Giuseppe Pagano (20 August 1896 – April 22, 1945) an Italian architect, notable for his involvement in the movement of rationalist architecture in Italy up to the end of the Second World War. He designed exhibitions, furniture and interiors and was an amateur photographer. He was also a long-time editor and chief-editor of the journal Casabella and he criticize the "regime's constructions" as "bombastically rhetorical"; for this and other reasons he was captured in September 1944 in Milan, imprisoned and transferred to Mauthausen, where he sadly died on 1945.

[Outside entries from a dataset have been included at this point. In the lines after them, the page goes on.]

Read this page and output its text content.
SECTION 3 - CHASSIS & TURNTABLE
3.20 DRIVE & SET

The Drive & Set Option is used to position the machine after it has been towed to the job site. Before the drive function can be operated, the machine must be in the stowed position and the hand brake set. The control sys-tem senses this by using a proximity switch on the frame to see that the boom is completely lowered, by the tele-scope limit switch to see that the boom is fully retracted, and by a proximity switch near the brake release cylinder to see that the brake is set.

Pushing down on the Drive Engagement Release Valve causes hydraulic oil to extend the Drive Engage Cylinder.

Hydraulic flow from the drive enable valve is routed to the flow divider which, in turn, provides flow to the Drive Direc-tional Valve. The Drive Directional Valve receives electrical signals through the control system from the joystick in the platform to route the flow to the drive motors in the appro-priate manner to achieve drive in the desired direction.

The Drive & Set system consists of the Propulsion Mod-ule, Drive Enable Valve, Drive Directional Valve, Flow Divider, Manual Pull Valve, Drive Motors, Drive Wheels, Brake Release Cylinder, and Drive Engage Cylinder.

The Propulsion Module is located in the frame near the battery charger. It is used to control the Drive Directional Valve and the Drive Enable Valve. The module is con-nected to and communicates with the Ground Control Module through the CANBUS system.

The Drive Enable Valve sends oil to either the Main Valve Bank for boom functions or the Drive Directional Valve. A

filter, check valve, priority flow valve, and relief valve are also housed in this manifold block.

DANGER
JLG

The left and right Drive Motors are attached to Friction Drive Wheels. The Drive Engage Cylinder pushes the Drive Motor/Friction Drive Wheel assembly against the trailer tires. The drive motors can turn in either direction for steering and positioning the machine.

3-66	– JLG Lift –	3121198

From the late 1920s, Pagano had adopted a rationalist position, influenced by Futurism and the European avant-gardes – he became an architect caught between the theory and practice of Fascist Italy whose approach advocated for a triad of Unity, Abstraction and Coherence.
He had a significant career as a writer and defender of rationalist architecture in the press, especially Casabella, whose name he soon changed from La Casa Bella when he became director of the magazine in 1933 along with Neapolitan art critic Edoardo Persico.
Pagano and Persico revolutionized the graphic format and used their editorial position both to call to arms like-minded colleagues who believed in the power of architecture to transform modern like and to violently criticize those who reduced it to an ‘aping of styles’.
He was involved in the V Triennial of Milan in 1933, where he collaborated in the design of one of the pavilions of the Housing Exhibition – the Steel Structure House – and designed the N=Breda ETR300 train carriage along with Giò Ponti.
He was also responsible for the 1934 Aeronautics Show where he designed three of the main spaces including the Hall of Honor and the VI Triennale of 1936, which he directed together with the painter Mario Sironi. All three expositions were held in architect Giovanni Muzio's Palazzo dell'Arte in the Parco Sempione, which had been built for the V Triennale, the first held in Milan.